Studies have repeatedly shown a startling level of self-harm and mental illness reported by LGBTI school students. Trans students are particularly at risk. In 2015, Daly and colleagues began a tour of schools. Shocking stories included one in which a teacher singled out a trans pupils for ridicule in front of the class. More commonly, though, staff told them the same story: we just don't know what we're allowed to say about gay relationships. 

This is the point, according to Daly - retraining, or rather the lack of it. For some of those teachers trained during the 1980s and 1990s, when Section 28 prevented local authorities from "promoting homosexuality", confusion still reigns about what they can and cannot teach - or even mention in front of their pupils. 

The infamous clause was specific in its homophobia: the "acceptability of homosexuality as a pretended family relationship" could not be mentioned in schools. But it's been 17 years since the clause was repealed in Scotland - indeed, it was one of the very first acts of the new Scottish Parliament (the rest of the UK followed suit three years later). Why are we still hearing this archaic language? 

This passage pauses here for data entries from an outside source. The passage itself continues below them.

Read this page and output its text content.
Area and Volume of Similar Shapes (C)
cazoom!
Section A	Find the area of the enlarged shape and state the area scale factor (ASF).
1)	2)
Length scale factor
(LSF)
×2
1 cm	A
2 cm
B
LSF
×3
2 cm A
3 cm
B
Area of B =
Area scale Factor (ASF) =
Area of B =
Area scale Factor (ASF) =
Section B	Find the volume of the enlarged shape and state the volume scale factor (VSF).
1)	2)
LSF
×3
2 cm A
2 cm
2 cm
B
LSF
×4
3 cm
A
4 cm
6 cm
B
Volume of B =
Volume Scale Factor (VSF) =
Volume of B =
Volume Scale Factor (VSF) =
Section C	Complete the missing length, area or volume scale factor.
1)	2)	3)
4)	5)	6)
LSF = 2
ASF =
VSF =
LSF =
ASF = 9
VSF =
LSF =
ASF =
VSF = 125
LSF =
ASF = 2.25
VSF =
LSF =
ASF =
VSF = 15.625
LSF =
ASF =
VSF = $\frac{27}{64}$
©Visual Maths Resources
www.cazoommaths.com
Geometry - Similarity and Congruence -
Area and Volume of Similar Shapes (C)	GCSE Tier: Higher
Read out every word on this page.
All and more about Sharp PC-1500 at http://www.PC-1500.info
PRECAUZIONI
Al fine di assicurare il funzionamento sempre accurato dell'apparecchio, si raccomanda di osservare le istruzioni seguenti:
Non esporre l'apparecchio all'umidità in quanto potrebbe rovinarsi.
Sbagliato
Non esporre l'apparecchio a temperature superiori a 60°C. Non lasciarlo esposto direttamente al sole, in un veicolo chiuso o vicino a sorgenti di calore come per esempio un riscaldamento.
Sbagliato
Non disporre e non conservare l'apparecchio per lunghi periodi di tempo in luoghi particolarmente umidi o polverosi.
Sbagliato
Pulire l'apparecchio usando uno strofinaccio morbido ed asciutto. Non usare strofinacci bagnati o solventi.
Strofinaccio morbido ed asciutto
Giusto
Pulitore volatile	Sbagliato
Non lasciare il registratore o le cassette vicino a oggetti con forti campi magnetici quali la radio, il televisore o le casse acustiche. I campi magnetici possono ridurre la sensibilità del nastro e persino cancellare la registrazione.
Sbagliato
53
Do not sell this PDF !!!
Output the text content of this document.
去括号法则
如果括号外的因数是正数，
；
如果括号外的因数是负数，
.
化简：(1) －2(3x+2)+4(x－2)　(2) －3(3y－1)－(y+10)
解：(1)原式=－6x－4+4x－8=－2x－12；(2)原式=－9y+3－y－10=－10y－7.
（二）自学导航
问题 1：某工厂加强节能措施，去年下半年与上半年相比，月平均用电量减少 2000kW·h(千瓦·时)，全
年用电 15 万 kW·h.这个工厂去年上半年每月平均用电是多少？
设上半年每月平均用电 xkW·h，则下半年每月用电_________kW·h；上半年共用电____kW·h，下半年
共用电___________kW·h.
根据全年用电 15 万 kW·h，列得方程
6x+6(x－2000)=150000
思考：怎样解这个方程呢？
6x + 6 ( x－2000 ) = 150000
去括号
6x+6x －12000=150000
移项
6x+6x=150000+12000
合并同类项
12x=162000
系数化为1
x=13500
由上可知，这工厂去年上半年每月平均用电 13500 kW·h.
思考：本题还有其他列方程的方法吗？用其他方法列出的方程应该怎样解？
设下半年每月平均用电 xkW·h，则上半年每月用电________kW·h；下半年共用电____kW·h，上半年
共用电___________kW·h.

"We repealed, we clapped and cheered, and then we just forgot," Daly says. After the bitter campaign in Scotland, in which an alliance of churches led by millionaire businessman Brian Souter poured money into "Keeping the Clause", the government was pleased with its victory, which seemed to establish Holyrood as a progressive political space early on in the life of the parliament. But without updating the curriculum or retraining teaching staff, Daly argues, it left a "massive vacuum" of uncertainty. 

The Stonewall research suggests a similar confusion is likely across the UK. Daly doesn't believe the situation in Scotland is notably worse than in England, and disputes the oft-cited allegation that the issue is somehow worse in Scotland's denominational schools. Homophobia may be "wrapped up in the language of religious belief" in certain schools, he says, but it's "just as much of a problem elsewhere. The TIE campaign doesn't have different strategies for different schools." 

After initial disappointments - their thousands-strong petition to change the curriculum was thrown out by parliament in 2016 - the campaign has won the support of leaders such as Nicola Sturgeon and Kezia Dugdale, and recently, the backing of a majority of MSPs. The Scottish government has set up a working group, and promised a national strategy. 

But for Daly, who himself struggled at a young age with his sexuality and society's failure to accept it, the matter remains an urgent one.  At just 21, he can reel off countless painful stories of young LGBTI students - some of which end in tragedy. One of the saddest elements of the story from St Kentigern's is that the pupil claimed his school was the safest place he had to express his identity, because he was not out at home. Perhaps for a gay pupil in ten years time, that will be a guarantee.